Using the father tongue, I can speak of the mother tongue only, inevitably, to distance it â to exclude it. It is the other, inferior. It is primitive: inaccurate, unclear, coarse, limited, trivial, banal. It's repetitive, the same over and over, like the work called women's work; earthbound, housebound. It's vulgar, the vulgar tongue, common, common speech, colloquial, low, ordinary, plebeian, like the work ordinary people do, the lives common people live. The mother tongue, spoken or written, expects an answer. It is conversation, a word the root of which means "turning together." The mother tongue is language not as mere communication but as relation, relationship. It connects. It goes two ways, many ways, an exchange, a network.
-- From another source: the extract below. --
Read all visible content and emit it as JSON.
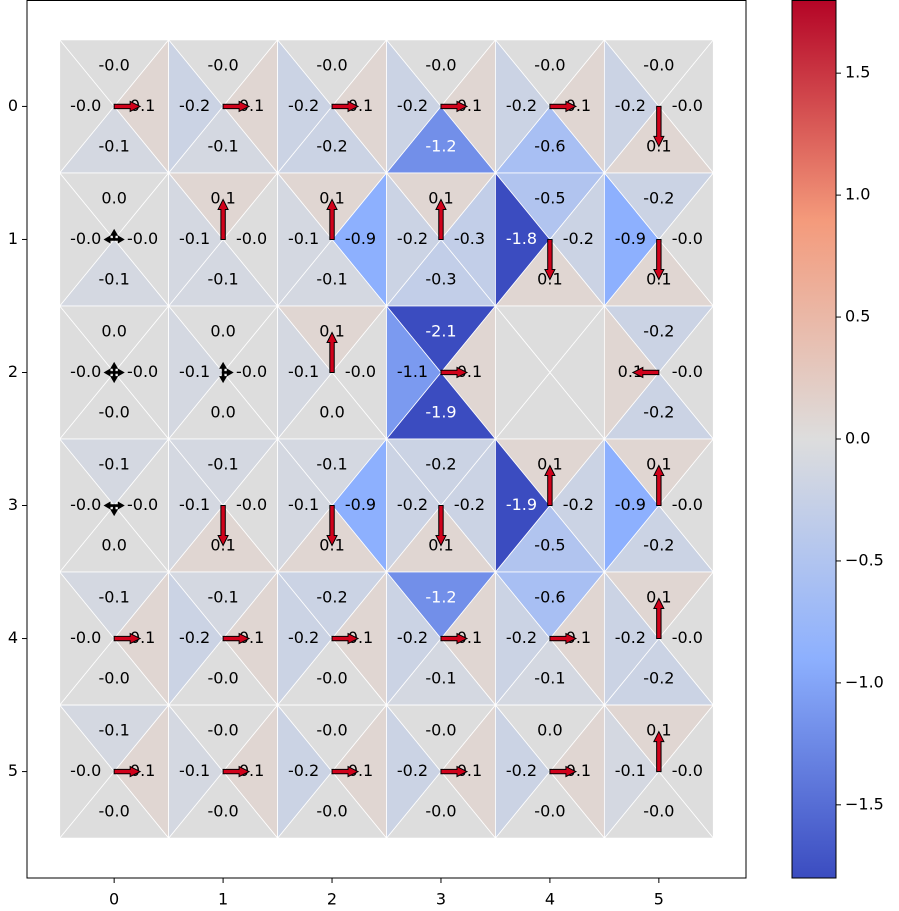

Its power is not in dividing but in binding, not in distancing but in uniting. It is written, but not by scribes and secretaries for posterity: it flies from the mouth on the breath that is our life and is gone, like the outbreath, utterly gone and yet returning, repeated, the breath the same again always, everywhere, and we all know it by heart.
John have you got your umbrella I think it's going to rain. Can you come play with me? If I told you once I told you a hundred times. Things here just aren't the same without Mother, I will now sign your affectionate brother James. Oh what am I going to do? So I said to her I said if he thinks she's going to stand for that but them there's his arthritis poor thing and no work. I love you. I hate you. I hate liver. Joan dear did you feed the sheep, don't just stand around mooning. Tell me what they said, tell me what you did. Oh how my feet do hurt. My heart is breaking. Touch me here, touch me again. Once bit twice shy. You look like what the cat dragged in. What a beautiful night. Good morning, hello, goodbye, have a nice day, thanks. God damn you to hell you lying cheat. Pass the soy sauce please. Oh shit. Is it grandma's own sweet pretty dear? What am I going to tell her? There there don't cry. Go to sleep now, go to sleep....Don't go to sleep!